Number of functions from $ \{1, 2, 3, 4, 5, 6\} \to \{1, 2, 3, 4, 5, 6\} $ s. t. $|f^{-1}[\{a\}] |= 1$, $|f^{-1}[\{b\}] |= 2$, $|f^{-1}[\{c\}] |= 3$ Let $ A = \{1, 2, 3, 4, 5, 6\}. \,$ I need to find the number of functions $ \, f : A \to B \, $ such that there are $ \,  a, b, c \in A \, $ for which $ \, \left|f^{-1}[\{a\}]\right| = 1, \left|f^{-1}[\{b\}]\right| = 2 \, $ and $ \, \left|f^{-1}[\{c\}]\right| = 3$.
Did I do it correctly?
First choose $ 3 $ random elements from $ A $, there are $ {6 \choose 3} $ ways to do so. Arrange the elements in an ordered list: $ a, b, c $ - There are $ 3! $ ways to do that.
For each element, choose its $ f^{-1} $.
$ a: {6 \choose 1} = 6$
$ b: \frac{{5 \choose 2}}{2!} = 5$
$ c: $ automatically chosen.
Therefore, according to the rule of product, there are $ {6 \choose 3}\cdot3!\cdot6\cdot5 $ such functions.
 A: Let $a$, $b$ and $c$ be fixed elements of $A$ and consider a function $f$ that satisfies the desired property.

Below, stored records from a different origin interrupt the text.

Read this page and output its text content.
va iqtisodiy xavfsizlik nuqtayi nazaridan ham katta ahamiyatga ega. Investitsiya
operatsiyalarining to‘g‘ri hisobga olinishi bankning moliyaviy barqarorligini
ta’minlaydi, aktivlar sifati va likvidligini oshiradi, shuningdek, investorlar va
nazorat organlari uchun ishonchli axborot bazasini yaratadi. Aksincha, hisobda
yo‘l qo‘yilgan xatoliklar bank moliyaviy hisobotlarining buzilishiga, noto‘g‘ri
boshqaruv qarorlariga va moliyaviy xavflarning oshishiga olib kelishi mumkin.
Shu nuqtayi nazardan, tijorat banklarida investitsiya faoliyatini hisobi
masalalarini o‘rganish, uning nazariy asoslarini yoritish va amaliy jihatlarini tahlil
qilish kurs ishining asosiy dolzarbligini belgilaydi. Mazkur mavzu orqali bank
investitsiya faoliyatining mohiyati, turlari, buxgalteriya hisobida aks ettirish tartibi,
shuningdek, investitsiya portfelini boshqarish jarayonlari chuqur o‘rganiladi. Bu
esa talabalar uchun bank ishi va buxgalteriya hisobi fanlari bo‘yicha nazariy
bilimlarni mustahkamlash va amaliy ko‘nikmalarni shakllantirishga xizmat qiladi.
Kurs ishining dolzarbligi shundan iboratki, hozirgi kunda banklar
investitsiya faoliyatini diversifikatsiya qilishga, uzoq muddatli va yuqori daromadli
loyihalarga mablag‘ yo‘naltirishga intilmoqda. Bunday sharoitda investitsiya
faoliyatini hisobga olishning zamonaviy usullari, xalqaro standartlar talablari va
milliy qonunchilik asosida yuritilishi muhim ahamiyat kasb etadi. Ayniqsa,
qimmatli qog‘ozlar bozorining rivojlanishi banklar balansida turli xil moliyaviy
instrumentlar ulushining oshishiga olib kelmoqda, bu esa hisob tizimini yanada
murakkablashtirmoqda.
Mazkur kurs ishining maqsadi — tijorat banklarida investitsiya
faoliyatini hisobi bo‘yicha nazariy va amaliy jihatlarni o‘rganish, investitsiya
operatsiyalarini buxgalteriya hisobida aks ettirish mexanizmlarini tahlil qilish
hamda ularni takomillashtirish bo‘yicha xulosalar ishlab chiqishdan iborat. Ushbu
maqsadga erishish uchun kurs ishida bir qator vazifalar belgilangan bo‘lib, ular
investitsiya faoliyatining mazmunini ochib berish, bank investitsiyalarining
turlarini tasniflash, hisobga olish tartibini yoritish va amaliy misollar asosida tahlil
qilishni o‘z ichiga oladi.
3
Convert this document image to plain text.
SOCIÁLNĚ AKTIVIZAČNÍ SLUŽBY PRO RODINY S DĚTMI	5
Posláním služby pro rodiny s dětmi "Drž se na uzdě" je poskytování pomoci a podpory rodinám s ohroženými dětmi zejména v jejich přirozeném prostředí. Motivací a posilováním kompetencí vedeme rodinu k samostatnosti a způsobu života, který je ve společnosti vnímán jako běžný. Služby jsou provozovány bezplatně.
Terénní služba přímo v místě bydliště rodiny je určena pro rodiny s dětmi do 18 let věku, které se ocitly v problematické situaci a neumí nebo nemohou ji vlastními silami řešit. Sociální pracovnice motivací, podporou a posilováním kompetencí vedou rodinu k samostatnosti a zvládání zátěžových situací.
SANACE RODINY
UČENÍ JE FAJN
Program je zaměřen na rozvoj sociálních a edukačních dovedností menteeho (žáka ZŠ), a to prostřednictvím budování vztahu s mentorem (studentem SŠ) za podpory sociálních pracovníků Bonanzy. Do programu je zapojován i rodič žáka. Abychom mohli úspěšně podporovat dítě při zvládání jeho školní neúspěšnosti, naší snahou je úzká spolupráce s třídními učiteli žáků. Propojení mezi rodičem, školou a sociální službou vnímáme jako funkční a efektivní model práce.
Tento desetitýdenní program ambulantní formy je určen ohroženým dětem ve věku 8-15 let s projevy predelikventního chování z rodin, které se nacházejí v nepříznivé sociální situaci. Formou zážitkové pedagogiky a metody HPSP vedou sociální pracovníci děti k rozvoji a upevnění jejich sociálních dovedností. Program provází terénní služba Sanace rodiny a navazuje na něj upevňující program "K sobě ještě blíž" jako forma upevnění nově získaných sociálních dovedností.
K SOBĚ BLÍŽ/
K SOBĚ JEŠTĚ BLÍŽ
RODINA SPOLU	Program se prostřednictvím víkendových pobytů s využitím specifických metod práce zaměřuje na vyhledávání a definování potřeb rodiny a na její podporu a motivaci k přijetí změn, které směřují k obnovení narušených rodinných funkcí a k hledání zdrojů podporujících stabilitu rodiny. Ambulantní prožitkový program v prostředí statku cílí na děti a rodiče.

First note that, by the pigeonhole principle, every element in $A$ can only be mapped to either $a$, $b$ or $c$. In other words, $f^{-1}(\{a\}) \cup f^{-1}(\{b\}) \cup f^{-1}(\{c\}) = A$ and the union is disjoint. So it is now a matter of counting partitions of this form.
The preimage of $a$ must have one element, so there are 6 possible choices. The preimage of $b$ must have two elements, and it is also disjoint from the preimage of $a$, hence we must make two choices out of the 5 remaining elements in $A$, i.e. ${5 \choose 2}$. Finally the preimage of $c$ must contain three elements and also be disjoint from the preimages of both $a$ and $b$, hence there is no choice to be made since there are only three elements left.
So, for any choice of $a$, $b$, $c$ there are $6 \cdot {5 \choose 2}$ functions from $A$ to itself that satisfy the required property. There are $3!{6 \choose 3} = \frac{6!}{3!}$ possible picks of $a$, $b$ and $c$, since order does matter here. Hence a total of $3! \cdot {6 \choose 3} \cdot 6 \cdot {5 \choose 2}$ functions that satisfy the desired property.